Government approves Galilee Basin SDA to farmers’ dismay
LANDHOLDERS aren't happy, but the State Government says it has worked hard to minimise the impact on them after officially approving the Galilee Basin State Development Area.
Up to 28,000 jobs are expected to be created by the declaration, which supports the development of two multi-use rail corridors that could service six potential mines.
The SDA covers 106,000 hectares and directly affects 74 landholders, far less than the 1.8 million hectares and 1400 landholders affected by the draft plan.
But that is of little comfort to one of the 74 landholders, Shontae Moran, from Double D Station near Clermont.
Ms Moran received the news that the SDA had been approved on Friday afternoon in a phone call that she said made her feel physically sick.
"It's premature, it's unnecessary, and in a time of drought it's a whole other layer of stress we really didn't need," she said.
"We've put off projects for five years not knowing what mining companies are doing.
"Mining is definitely a pillar of the economy that has the potential for strong economic growth, but they shouldn't be doing that at the expense of those already contributing to the economy."
Development, Infrastructure and Planning Minister Jeff Seeney said they had listened to concerns by reducing the SDA's size by 94%.
Resource proponents will be able to access two corridors totalling 690 kilometres, one from the southern and one from the central end of the Basin.

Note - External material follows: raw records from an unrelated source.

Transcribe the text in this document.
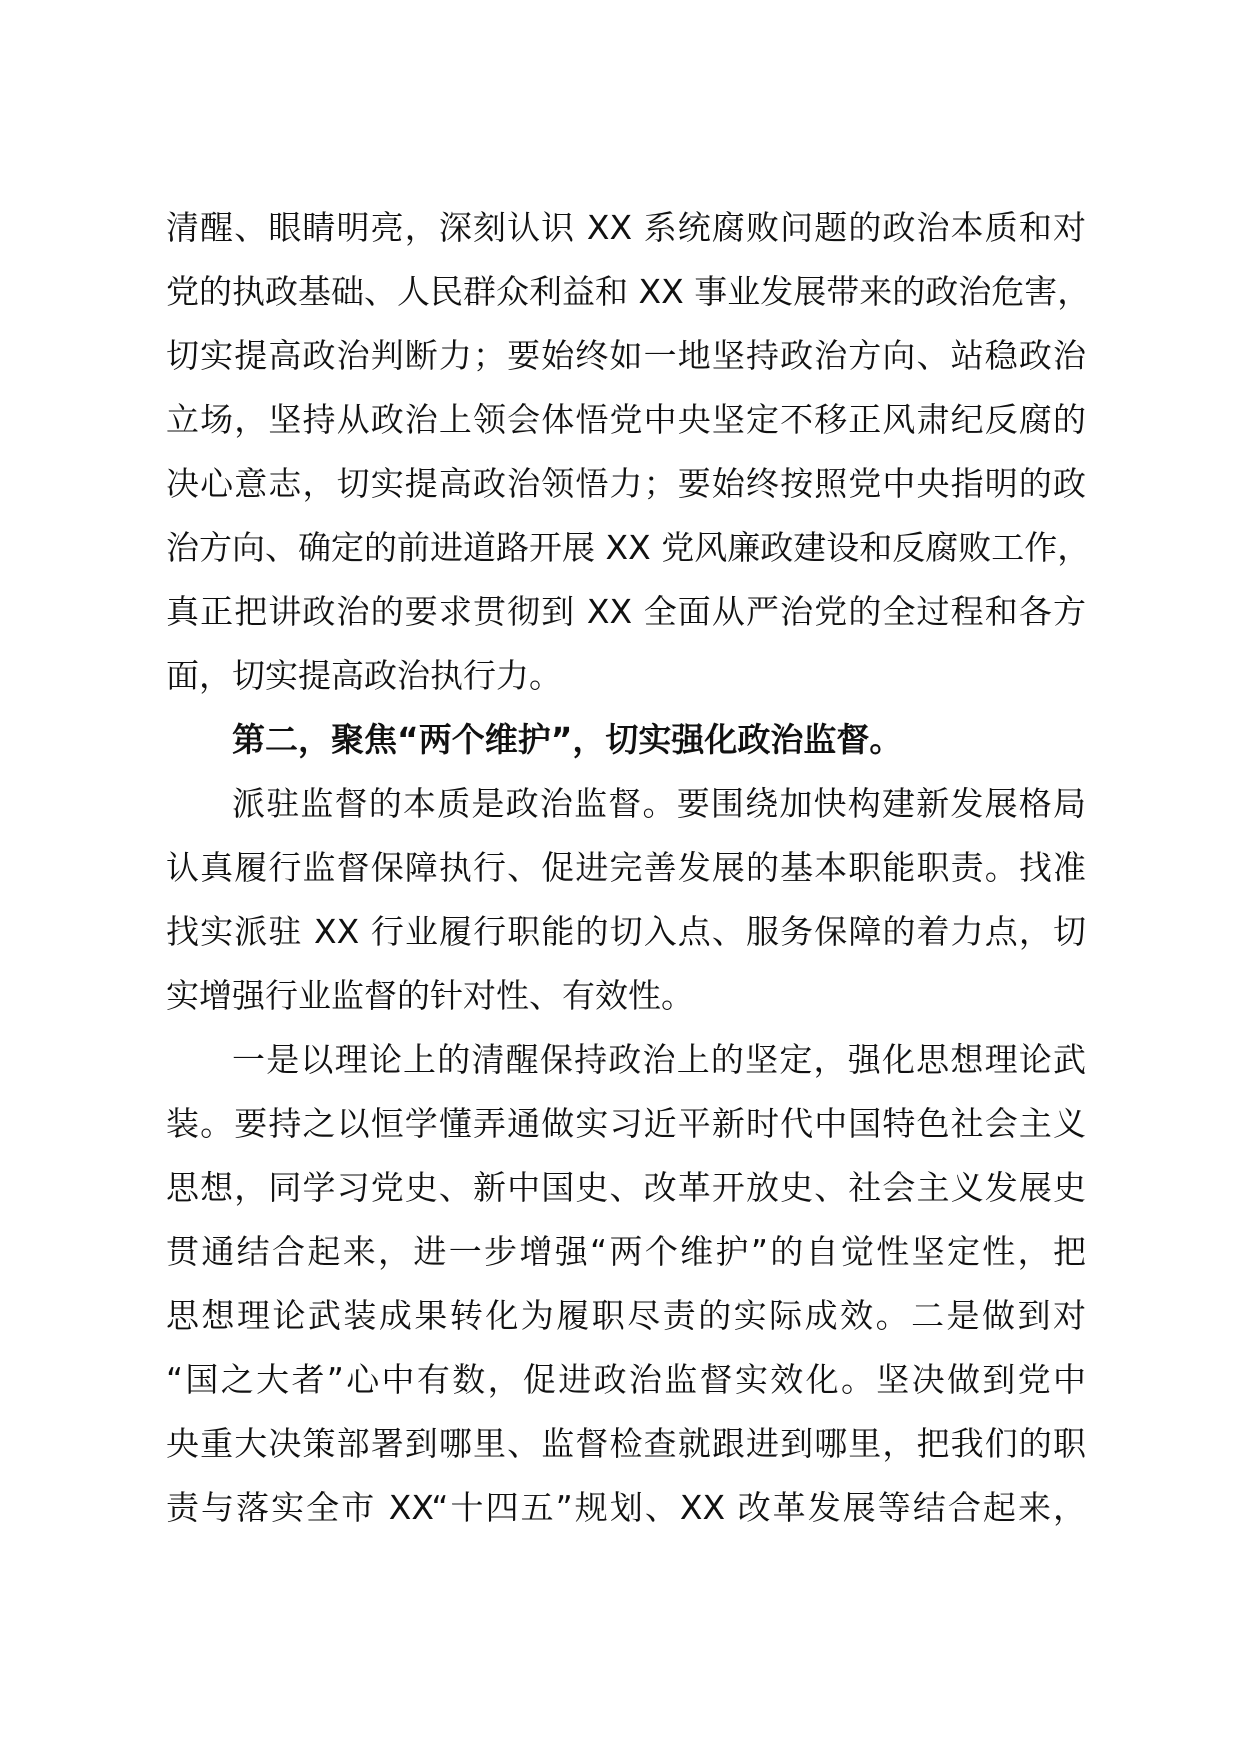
清醒、眼睛明亮，深刻认识 XX 系统腐败问题的政治本质和对
党的执政基础、人民群众利益和 XX 事业发展带来的政治危害，
切实提高政治判断力；要始终如一地坚持政治方向、站稳政治
立场，坚持从政治上领会体悟党中央坚定不移正风肃纪反腐的
决心意志，切实提高政治领悟力；要始终按照党中央指明的政
治方向、确定的前进道路开展 XX 党风廉政建设和反腐败工作，
真正把讲政治的要求贯彻到 XX 全面从严治党的全过程和各方
面，切实提高政治执行力。
第二，聚焦“两个维护”，切实强化政治监督。
派驻监督的本质是政治监督。要围绕加快构建新发展格局
认真履行监督保障执行、促进完善发展的基本职能职责。找准
找实派驻 XX 行业履行职能的切入点、服务保障的着力点，切
实增强行业监督的针对性、有效性。
一是以理论上的清醒保持政治上的坚定，强化思想理论武
装。要持之以恒学懂弄通做实习近平新时代中国特色社会主义
思想，同学习党史、新中国史、改革开放史、社会主义发展史
贯通结合起来，进一步增强“两个维护”的自觉性坚定性，把
思想理论武装成果转化为履职尽责的实际成效。二是做到对
“国之大者”心中有数，促进政治监督实效化。坚决做到党中
央重大决策部署到哪里、监督检查就跟进到哪里，把我们的职
责与落实全市 XX“十四五”规划、XX 改革发展等结合起来，
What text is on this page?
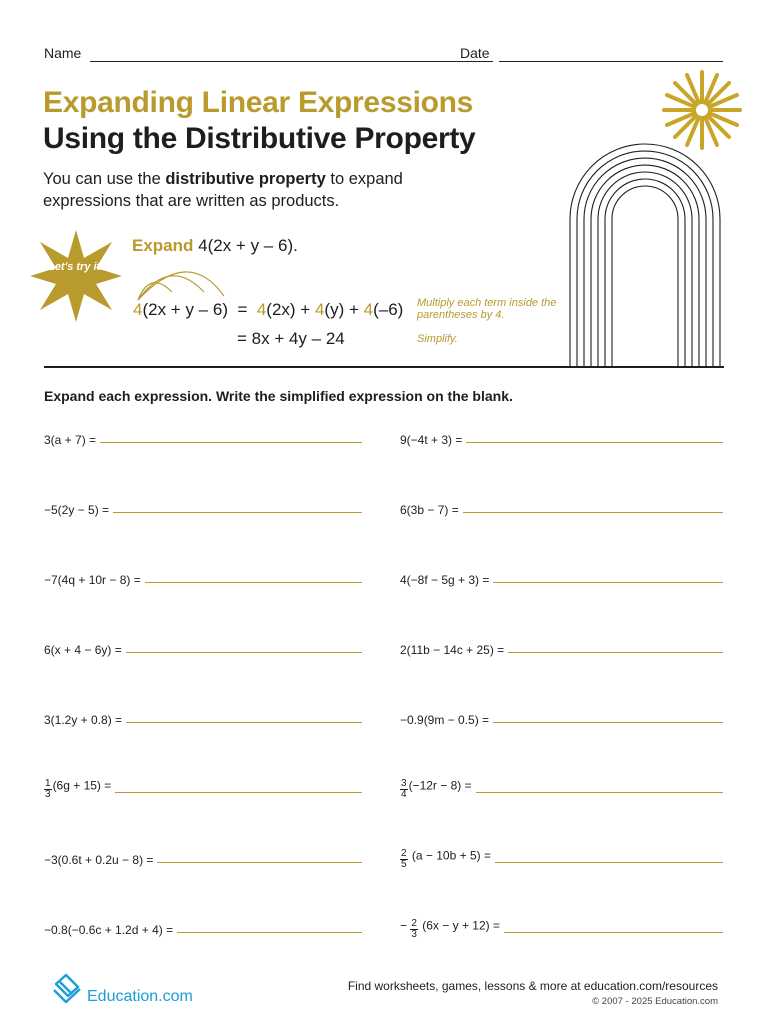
Name	Date
Expanding Linear Expressions
Using the Distributive Property
You can use the distributive property to expand expressions that are written as products.
Let's try it!
Expand 4(2x + y – 6).
4(2x + y – 6) = 4(2x) + 4(y) + 4(–6)
= 8x + 4y – 24
Multiply each term inside the parentheses by 4.
Simplify.
Expand each expression. Write the simplified expression on the blank.
3(a + 7) =
−5(2y − 5) =
−7(4q + 10r − 8) =
6(x + 4 − 6y) =
3(1.2y + 0.8) =
$\frac{1}{3} (6g + 15)$ =
−3(0.6t + 0.2u − 8) =
−0.8(−0.6c + 1.2d + 4) =
9(−4t + 3) =
6(3b − 7) =
4(−8f − 5g + 3) =
2(11b − 14c + 25) =
−0.9(9m − 0.5) =
$\frac{3}{4} (-12r - 8)$ =
$\frac{2}{5} (a - 10b + 5)$ =
− $\frac{2}{3} (6x - y + 12)$ =
Education.com
Find worksheets, games, lessons & more at education.com/resources
© 2007 - 2025 Education.com
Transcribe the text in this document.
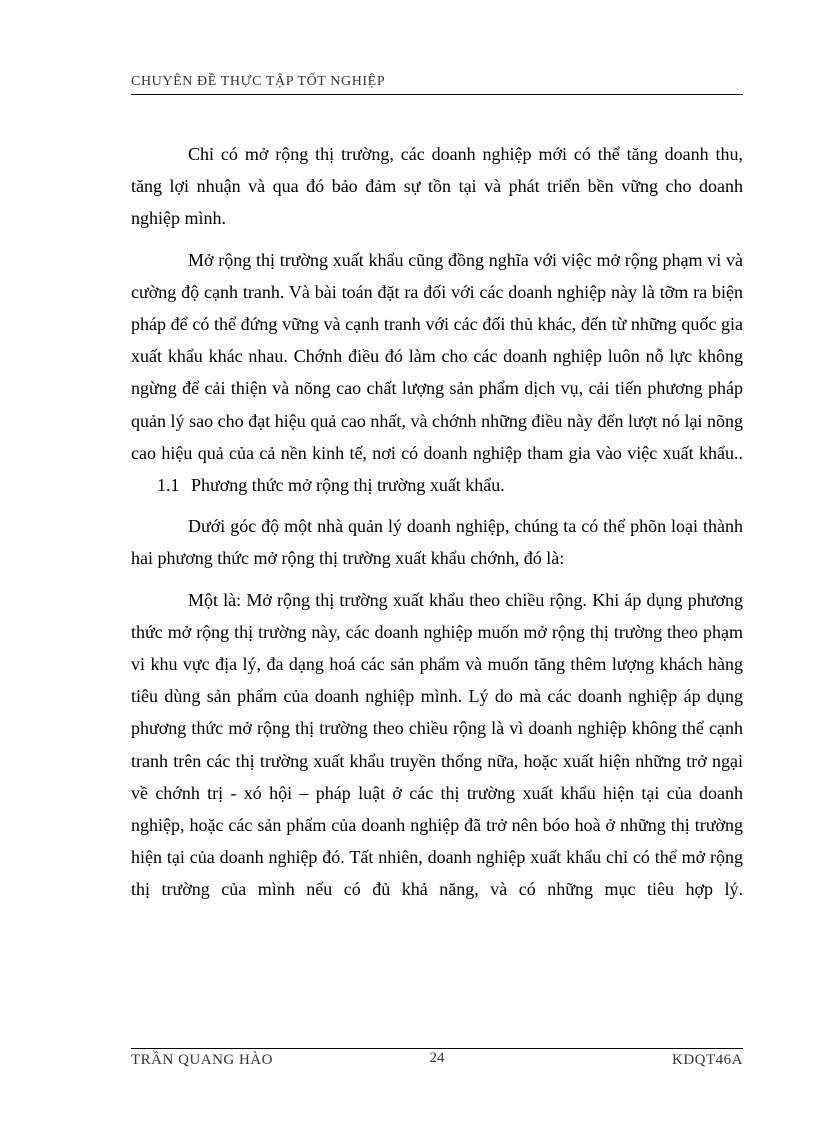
CHUYÊN ĐỀ THỰC TẬP TỐT NGHIỆP

Chỉ có mở rộng thị trường, các doanh nghiệp mới có thể tăng doanh thu, tăng lợi nhuận và qua đó bảo đảm sự tồn tại và phát triển bền vững cho doanh nghiệp mình.

Mở rộng thị trường xuất khẩu cũng đồng nghĩa với việc mở rộng phạm vi và cường độ cạnh tranh. Và bài toán đặt ra đối với các doanh nghiệp này là tỡm ra biện pháp để có thể đứng vững và cạnh tranh với các đối thủ khác, đến từ những quốc gia xuất khẩu khác nhau. Chớnh điều đó làm cho các doanh nghiệp luôn nỗ lực không ngừng để cải thiện và nõng cao chất lượng sản phẩm dịch vụ, cải tiến phương pháp quản lý sao cho đạt hiệu quả cao nhất, và chớnh những điều này đến lượt nó lại nõng cao hiệu quả của cả nền kinh tế, nơi có doanh nghiệp tham gia vào việc xuất khẩu..

1.1 Phương thức mở rộng thị trường xuất khẩu.

Dưới góc độ một nhà quản lý doanh nghiệp, chúng ta có thể phõn loại thành hai phương thức mở rộng thị trường xuất khẩu chớnh, đó là:

Một là: Mở rộng thị trường xuất khẩu theo chiều rộng. Khi áp dụng phương thức mở rộng thị trường này, các doanh nghiệp muốn mở rộng thị trường theo phạm vi khu vực địa lý, đa dạng hoá các sản phẩm và muốn tăng thêm lượng khách hàng tiêu dùng sản phẩm của doanh nghiệp mình. Lý do mà các doanh nghiệp áp dụng phương thức mở rộng thị trường theo chiều rộng là vì doanh nghiệp không thể cạnh tranh trên các thị trường xuất khẩu truyền thống nữa, hoặc xuất hiện những trở ngại về chớnh trị - xó hội – pháp luật ở các thị trường xuất khẩu hiện tại của doanh nghiệp, hoặc các sản phẩm của doanh nghiệp đã trở nên bóo hoà ở những thị trường hiện tại của doanh nghiệp đó. Tất nhiên, doanh nghiệp xuất khẩu chỉ có thể mở rộng thị trường của mình nếu có đủ khả năng, và có những mục tiêu hợp lý.

TRẦN QUANG HÀO	24	KDQT46A
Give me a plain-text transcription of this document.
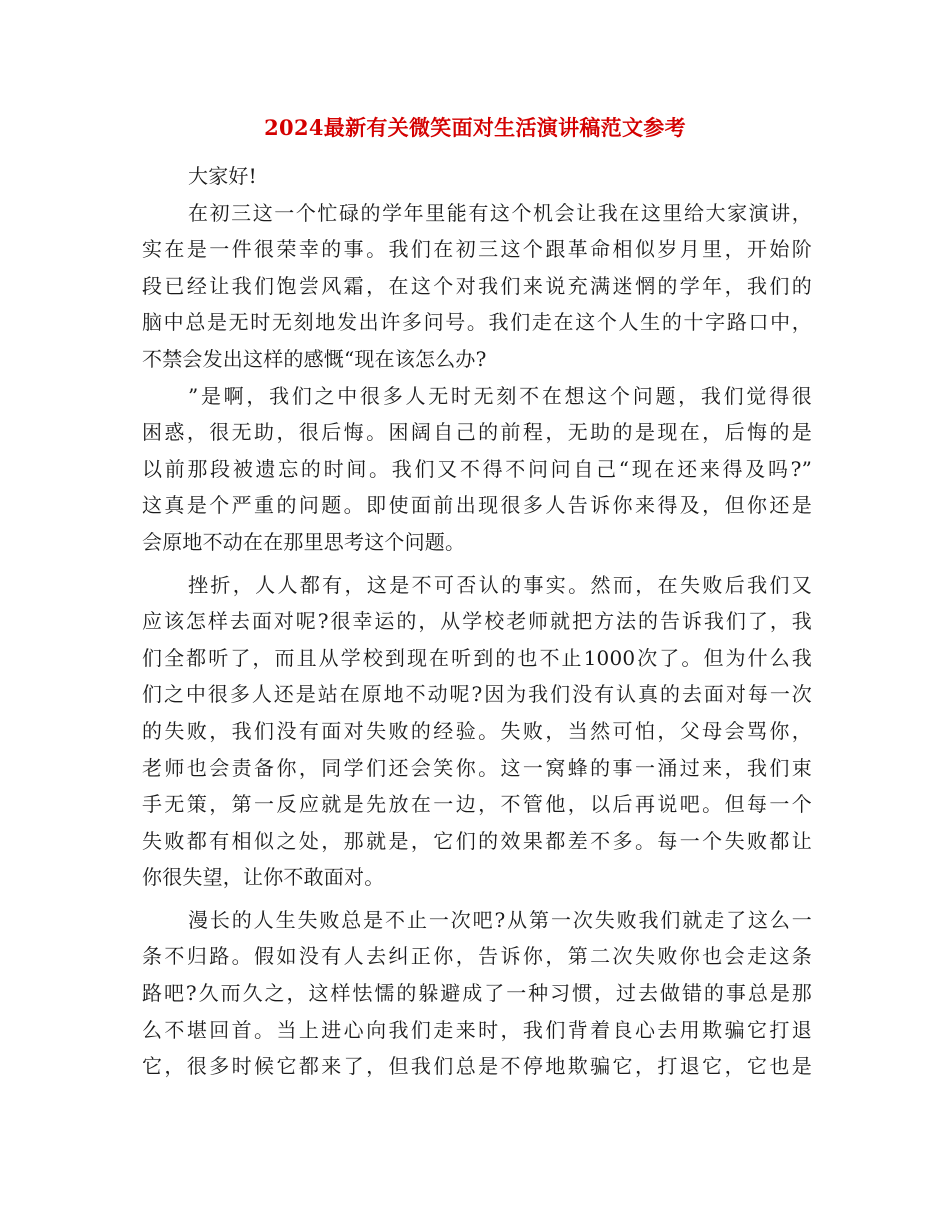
2024最新有关微笑面对生活演讲稿范文参考
大家好!
在初三这一个忙碌的学年里能有这个机会让我在这里给大家演讲，
实在是一件很荣幸的事。我们在初三这个跟革命相似岁月里，开始阶
段已经让我们饱尝风霜，在这个对我们来说充满迷惘的学年，我们的
脑中总是无时无刻地发出许多问号。我们走在这个人生的十字路口中，
不禁会发出这样的感慨“现在该怎么办?
”是啊，我们之中很多人无时无刻不在想这个问题，我们觉得很
困惑，很无助，很后悔。困阔自己的前程，无助的是现在，后悔的是
以前那段被遗忘的时间。我们又不得不问问自己“现在还来得及吗?”
这真是个严重的问题。即使面前出现很多人告诉你来得及，但你还是
会原地不动在在那里思考这个问题。
挫折，人人都有，这是不可否认的事实。然而，在失败后我们又
应该怎样去面对呢?很幸运的，从学校老师就把方法的告诉我们了，我
们全都听了，而且从学校到现在听到的也不止1000次了。但为什么我
们之中很多人还是站在原地不动呢?因为我们没有认真的去面对每一次
的失败，我们没有面对失败的经验。失败，当然可怕，父母会骂你，
老师也会责备你，同学们还会笑你。这一窝蜂的事一涌过来，我们束
手无策，第一反应就是先放在一边，不管他，以后再说吧。但每一个
失败都有相似之处，那就是，它们的效果都差不多。每一个失败都让
你很失望，让你不敢面对。
漫长的人生失败总是不止一次吧?从第一次失败我们就走了这么一
条不归路。假如没有人去纠正你，告诉你，第二次失败你也会走这条
路吧?久而久之，这样怯懦的躲避成了一种习惯，过去做错的事总是那
么不堪回首。当上进心向我们走来时，我们背着良心去用欺骗它打退
它，很多时候它都来了，但我们总是不停地欺骗它，打退它，它也是
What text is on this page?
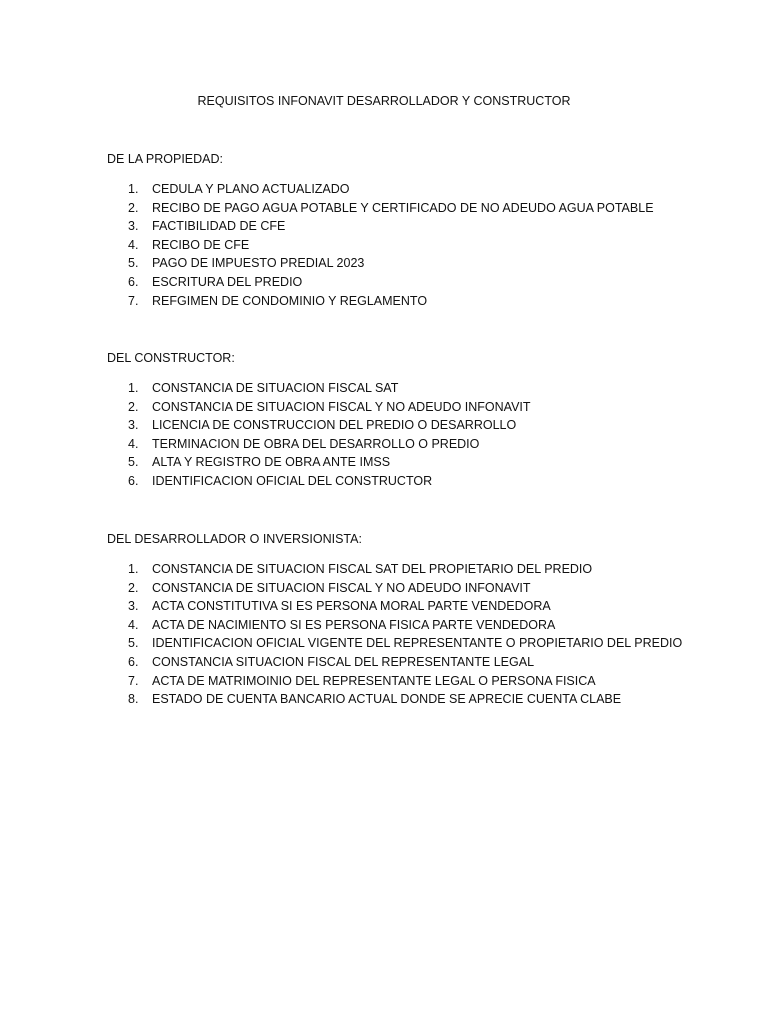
REQUISITOS INFONAVIT DESARROLLADOR Y CONSTRUCTOR
DE LA PROPIEDAD:
1. CEDULA Y PLANO ACTUALIZADO
2. RECIBO DE PAGO AGUA POTABLE Y CERTIFICADO DE NO ADEUDO AGUA POTABLE
3. FACTIBILIDAD DE CFE
4. RECIBO DE CFE
5. PAGO DE IMPUESTO PREDIAL 2023
6. ESCRITURA DEL PREDIO
7. REFGIMEN DE CONDOMINIO Y REGLAMENTO
DEL CONSTRUCTOR:
1. CONSTANCIA DE SITUACION FISCAL SAT
2. CONSTANCIA DE SITUACION FISCAL Y NO ADEUDO INFONAVIT
3. LICENCIA DE CONSTRUCCION DEL PREDIO O DESARROLLO
4. TERMINACION DE OBRA DEL DESARROLLO O PREDIO
5. ALTA Y REGISTRO DE OBRA ANTE IMSS
6. IDENTIFICACION OFICIAL DEL CONSTRUCTOR
DEL DESARROLLADOR O INVERSIONISTA:
1. CONSTANCIA DE SITUACION FISCAL SAT DEL PROPIETARIO DEL PREDIO
2. CONSTANCIA DE SITUACION FISCAL Y NO ADEUDO INFONAVIT
3. ACTA CONSTITUTIVA SI ES PERSONA MORAL PARTE VENDEDORA
4. ACTA DE NACIMIENTO SI ES PERSONA FISICA PARTE VENDEDORA
5. IDENTIFICACION OFICIAL VIGENTE DEL REPRESENTANTE O PROPIETARIO DEL PREDIO
6. CONSTANCIA SITUACION FISCAL DEL REPRESENTANTE LEGAL
7. ACTA DE MATRIMOINIO DEL REPRESENTANTE LEGAL O PERSONA FISICA
8. ESTADO DE CUENTA BANCARIO ACTUAL DONDE SE APRECIE CUENTA CLABE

The SDA is about 500 metres wide, but once more detailed rail designs are approved by the Coordinator-General the rail corridor will be reduced to about 60 to 100 metres.
Mr Seeney (above) said while the government was excited about the economic benefits that proposed mines could deliver, it had a commitment to ensure landholders' rights were respected.
"This SDA does not take away the rights of the 74 landholders within the corridors to directly negotiate with resource companies to minimise impacts on day-to-day management of livestock, placement of important infrastructure such as cattle yards, or the effective management of water flow," he said.
"It's important landholders understand where there are property yards, watering facilities or other infrastructure within the SDA. Proponents will be required to either pay compensation to the landowner or relocate that infrastructure to another part of the landholder's property."
The Coordinator-General will soon finalise a development scheme which will set out the objectives of the SDA and assess land use changes and new infrastructure proposals.
Ms Moran is hoping a sunset clause will be included, so if the mines are not advanced in a certain period the SDA expires.